DATE: SATURDAY, January 4, 1992                   TAG: 9201040008
SECTION: EXTRA                    PAGE: E-1   EDITION: METRO 
SOURCE: 
DATELINE:                                 LENGTH: Medium


IT'S BOGEY BY 10 OVER BRADSHAW

I wouldn't want you to try in your home something I did recently, and I mention it only to show that Old Bennie here never rests in his Quest for Truth.

I hope you won't write letters to the publisher saying what a courageous journalist I am. If you want to send money, that's up to you.

What I did was toy with my own mind most of New Year's Day, which brings us all of these useless football games and parades on the TV.

I carefully studied the schedules and found that, in addition to the games and parades, the day also offered a Humphrey Bogart marathon and three episodes of "Anne of Green Gables."

The idea was to see how the mind might respond to certain varied stimuli.

That is, you watch Lauren Bacall for a while and suddenly switch to Terry Bradshaw's commentary - which is enough to make serial killers out of the gentlest of persons.

Also, you take the risk of some brain damage from those commercials in which Suzanne Somers sits there grinning like an idiot while using her trusty Thighmaster. This commercial probably would have a R rating if it weren't so dumb.

I was lucky, which is probably why I am sane enough to be writing this column. I ran into Suzanne and her Thighmaster only once and avoided any of those spots in which Art Linkletter urges us to trade in our old chairs.

The parades, or at least the people who describe them, can also render you temporarily insane:

"Goodness gracious, Marvin, those are the loveliest flowers on that float."

"Yes, Hygeia, they are grown on Tibetan mountain slopes and tended by simple peasants, who would be arrested if they ever came to Pasadena."

So there I was, abusing the remote and making funny noises. First there's Anne's wholesome adventures, then the Cotton Bowl and Bogart in "The Petrified Forest."

Incidentally, Leslie Howard, who wimped his way through "Gone with the Wind," also appears in this movie. Bogart mercifully plugs him.

I know that at this point, many of you are saying that these are just the ravings of a couch potato.

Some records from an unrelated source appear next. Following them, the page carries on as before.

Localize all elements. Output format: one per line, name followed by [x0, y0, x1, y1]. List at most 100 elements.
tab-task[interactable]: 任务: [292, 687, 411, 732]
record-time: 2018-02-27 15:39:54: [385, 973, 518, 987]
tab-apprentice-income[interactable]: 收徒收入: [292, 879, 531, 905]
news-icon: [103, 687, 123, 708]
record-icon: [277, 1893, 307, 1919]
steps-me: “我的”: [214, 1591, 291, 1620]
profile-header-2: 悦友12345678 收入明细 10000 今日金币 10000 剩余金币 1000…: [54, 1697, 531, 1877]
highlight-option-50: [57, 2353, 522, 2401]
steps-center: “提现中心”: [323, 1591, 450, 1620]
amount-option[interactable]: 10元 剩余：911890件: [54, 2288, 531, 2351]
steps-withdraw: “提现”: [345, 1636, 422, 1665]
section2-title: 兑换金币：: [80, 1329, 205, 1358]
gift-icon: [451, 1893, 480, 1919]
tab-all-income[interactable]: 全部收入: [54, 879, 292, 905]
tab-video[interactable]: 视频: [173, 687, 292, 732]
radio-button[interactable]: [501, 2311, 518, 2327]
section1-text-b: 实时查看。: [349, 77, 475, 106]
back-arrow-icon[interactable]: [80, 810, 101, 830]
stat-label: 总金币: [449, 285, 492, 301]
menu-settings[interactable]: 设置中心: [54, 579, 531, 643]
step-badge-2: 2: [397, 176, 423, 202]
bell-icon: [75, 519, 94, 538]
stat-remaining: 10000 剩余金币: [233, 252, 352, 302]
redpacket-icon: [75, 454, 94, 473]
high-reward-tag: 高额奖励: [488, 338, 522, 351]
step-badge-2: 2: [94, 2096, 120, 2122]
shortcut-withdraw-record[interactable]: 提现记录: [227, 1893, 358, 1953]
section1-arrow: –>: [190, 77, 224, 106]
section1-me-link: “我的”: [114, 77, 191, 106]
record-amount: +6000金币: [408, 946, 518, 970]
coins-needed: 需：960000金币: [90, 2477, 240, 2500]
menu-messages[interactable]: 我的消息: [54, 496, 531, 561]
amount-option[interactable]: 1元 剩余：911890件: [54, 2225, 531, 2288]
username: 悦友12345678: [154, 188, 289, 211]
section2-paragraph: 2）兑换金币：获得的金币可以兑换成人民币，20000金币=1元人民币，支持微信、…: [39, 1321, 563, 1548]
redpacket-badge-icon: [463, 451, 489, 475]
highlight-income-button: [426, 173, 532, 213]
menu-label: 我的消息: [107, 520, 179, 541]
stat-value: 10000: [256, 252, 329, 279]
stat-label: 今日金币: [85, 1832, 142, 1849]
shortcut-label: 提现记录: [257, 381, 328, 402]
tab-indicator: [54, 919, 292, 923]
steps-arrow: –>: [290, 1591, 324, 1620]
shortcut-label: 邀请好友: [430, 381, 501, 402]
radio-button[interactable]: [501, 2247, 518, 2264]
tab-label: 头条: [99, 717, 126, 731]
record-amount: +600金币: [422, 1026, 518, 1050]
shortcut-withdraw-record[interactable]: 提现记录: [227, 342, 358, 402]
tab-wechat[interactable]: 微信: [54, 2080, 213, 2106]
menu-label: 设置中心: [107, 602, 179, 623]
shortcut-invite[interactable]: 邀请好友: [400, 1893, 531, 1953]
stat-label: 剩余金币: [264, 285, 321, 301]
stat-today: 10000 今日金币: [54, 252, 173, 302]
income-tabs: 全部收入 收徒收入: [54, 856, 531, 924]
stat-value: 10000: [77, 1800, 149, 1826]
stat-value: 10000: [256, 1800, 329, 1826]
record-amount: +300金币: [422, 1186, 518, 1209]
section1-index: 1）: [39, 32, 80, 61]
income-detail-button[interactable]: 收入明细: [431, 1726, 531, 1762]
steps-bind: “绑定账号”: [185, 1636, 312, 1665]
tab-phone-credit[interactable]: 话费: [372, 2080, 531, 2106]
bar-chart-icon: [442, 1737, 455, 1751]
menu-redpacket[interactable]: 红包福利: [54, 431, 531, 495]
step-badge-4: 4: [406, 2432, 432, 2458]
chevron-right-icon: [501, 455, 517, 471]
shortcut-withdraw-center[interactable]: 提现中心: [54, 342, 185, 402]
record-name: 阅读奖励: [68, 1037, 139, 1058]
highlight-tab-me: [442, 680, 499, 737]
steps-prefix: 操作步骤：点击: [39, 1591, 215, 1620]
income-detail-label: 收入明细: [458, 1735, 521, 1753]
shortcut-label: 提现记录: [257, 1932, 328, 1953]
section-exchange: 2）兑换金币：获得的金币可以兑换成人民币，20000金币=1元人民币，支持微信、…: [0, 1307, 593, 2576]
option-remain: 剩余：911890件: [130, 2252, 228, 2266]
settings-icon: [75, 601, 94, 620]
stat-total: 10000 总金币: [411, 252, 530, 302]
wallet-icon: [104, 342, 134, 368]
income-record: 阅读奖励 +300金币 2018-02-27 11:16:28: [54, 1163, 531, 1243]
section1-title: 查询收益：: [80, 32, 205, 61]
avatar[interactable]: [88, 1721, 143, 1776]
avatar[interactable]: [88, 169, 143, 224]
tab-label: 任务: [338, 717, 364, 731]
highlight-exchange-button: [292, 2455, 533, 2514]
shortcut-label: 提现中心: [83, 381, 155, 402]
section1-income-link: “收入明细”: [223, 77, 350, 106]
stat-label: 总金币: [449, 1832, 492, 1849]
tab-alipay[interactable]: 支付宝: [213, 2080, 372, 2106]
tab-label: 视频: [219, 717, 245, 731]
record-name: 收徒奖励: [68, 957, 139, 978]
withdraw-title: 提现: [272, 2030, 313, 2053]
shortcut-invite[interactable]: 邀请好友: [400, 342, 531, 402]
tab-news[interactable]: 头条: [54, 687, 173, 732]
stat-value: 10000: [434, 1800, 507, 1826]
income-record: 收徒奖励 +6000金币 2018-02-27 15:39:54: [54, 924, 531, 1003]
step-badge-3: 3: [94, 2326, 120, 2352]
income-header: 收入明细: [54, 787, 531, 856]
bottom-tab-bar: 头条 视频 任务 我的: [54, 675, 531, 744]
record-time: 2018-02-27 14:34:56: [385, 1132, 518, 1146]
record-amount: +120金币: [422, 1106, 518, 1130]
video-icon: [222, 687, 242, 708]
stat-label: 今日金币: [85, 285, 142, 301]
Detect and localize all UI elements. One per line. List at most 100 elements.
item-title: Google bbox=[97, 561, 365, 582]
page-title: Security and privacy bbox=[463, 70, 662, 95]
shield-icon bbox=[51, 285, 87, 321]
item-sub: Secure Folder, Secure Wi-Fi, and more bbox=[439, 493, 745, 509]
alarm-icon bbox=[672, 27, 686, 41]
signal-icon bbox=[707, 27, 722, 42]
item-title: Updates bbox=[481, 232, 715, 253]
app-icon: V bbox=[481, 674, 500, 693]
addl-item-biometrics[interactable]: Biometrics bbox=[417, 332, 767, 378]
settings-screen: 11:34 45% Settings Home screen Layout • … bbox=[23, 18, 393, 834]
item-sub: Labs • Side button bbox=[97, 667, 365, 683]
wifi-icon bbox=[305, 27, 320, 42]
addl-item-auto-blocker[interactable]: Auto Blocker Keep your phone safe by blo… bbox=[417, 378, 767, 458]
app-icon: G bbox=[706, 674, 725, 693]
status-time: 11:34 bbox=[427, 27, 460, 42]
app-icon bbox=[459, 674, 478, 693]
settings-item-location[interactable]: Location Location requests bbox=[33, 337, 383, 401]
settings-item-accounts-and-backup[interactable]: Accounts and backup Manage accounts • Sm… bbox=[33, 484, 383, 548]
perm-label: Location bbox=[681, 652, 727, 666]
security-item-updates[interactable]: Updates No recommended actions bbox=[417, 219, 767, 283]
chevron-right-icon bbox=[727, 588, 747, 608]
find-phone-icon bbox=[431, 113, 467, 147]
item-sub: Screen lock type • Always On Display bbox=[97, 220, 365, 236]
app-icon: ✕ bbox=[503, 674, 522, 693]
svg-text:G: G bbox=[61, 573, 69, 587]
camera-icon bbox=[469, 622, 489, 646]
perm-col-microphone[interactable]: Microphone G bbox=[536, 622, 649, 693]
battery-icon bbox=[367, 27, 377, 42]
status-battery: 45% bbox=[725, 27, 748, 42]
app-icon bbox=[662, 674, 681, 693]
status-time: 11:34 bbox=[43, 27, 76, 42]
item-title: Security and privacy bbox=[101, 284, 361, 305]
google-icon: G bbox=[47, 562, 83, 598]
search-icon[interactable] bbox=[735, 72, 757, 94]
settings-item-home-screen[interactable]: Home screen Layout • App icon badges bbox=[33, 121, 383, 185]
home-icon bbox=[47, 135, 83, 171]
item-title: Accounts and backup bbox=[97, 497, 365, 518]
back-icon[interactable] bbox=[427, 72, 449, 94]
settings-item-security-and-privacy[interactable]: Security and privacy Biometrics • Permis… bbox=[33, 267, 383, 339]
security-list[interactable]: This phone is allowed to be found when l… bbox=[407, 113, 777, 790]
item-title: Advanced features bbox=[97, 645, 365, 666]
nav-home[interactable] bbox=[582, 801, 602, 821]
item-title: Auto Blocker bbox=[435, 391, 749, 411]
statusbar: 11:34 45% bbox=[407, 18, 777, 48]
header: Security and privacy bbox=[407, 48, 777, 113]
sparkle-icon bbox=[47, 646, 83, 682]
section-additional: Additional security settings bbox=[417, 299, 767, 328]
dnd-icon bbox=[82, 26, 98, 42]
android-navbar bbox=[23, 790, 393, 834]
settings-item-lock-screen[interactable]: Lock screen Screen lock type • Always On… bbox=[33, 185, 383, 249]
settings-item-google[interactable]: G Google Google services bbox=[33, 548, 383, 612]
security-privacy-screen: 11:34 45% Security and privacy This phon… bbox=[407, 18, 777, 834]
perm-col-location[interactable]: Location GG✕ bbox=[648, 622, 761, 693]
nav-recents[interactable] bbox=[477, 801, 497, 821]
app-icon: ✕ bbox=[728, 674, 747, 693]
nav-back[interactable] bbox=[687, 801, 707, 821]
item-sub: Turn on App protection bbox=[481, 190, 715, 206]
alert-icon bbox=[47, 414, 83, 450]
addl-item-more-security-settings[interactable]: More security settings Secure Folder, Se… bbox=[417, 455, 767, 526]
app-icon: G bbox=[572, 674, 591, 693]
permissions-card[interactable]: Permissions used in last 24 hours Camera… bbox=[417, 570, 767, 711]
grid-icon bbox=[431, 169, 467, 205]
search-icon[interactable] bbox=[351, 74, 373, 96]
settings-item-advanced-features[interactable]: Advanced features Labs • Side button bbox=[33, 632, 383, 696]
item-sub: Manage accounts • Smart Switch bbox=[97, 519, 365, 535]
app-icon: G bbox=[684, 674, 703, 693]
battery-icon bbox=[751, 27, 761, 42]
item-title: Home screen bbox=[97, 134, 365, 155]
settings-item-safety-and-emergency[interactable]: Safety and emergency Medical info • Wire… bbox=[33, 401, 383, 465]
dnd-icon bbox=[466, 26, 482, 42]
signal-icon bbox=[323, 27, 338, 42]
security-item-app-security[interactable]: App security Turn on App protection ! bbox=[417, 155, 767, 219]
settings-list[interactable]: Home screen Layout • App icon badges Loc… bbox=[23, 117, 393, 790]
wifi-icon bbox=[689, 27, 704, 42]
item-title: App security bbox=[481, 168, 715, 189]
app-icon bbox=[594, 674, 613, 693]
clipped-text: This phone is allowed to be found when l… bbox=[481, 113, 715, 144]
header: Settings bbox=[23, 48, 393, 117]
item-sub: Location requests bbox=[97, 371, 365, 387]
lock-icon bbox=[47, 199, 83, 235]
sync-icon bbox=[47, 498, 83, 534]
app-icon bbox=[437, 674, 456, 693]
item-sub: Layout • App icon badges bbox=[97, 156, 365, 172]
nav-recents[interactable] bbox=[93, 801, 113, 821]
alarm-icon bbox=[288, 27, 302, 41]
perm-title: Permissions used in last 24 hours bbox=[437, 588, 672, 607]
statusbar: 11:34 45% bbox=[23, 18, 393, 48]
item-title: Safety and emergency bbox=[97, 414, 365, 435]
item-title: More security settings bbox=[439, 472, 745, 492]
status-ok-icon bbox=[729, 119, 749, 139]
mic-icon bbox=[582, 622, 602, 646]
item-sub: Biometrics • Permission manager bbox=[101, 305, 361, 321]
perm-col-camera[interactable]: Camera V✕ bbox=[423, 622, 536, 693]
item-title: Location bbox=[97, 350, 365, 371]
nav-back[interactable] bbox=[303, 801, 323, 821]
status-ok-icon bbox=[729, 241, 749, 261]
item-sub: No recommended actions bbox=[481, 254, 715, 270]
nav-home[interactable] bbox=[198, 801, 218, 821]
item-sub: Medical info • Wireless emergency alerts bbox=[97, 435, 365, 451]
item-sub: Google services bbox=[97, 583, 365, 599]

That's not true. I didn't eat potato chips, cheese, peanuts, Twinkies or Little Debbie cakes shaped like Christmas trees during my experiment.

I ate a half dozen tangerines, which are good for you.

At supper, an apparent imbalance of brain chemicals caused me to act like a hog.

I also know that some will say my hazardous experiment was stupid and didn't prove anything.

Oh yeah? How about Bogey/Anne 10, Terry/Bowls 0?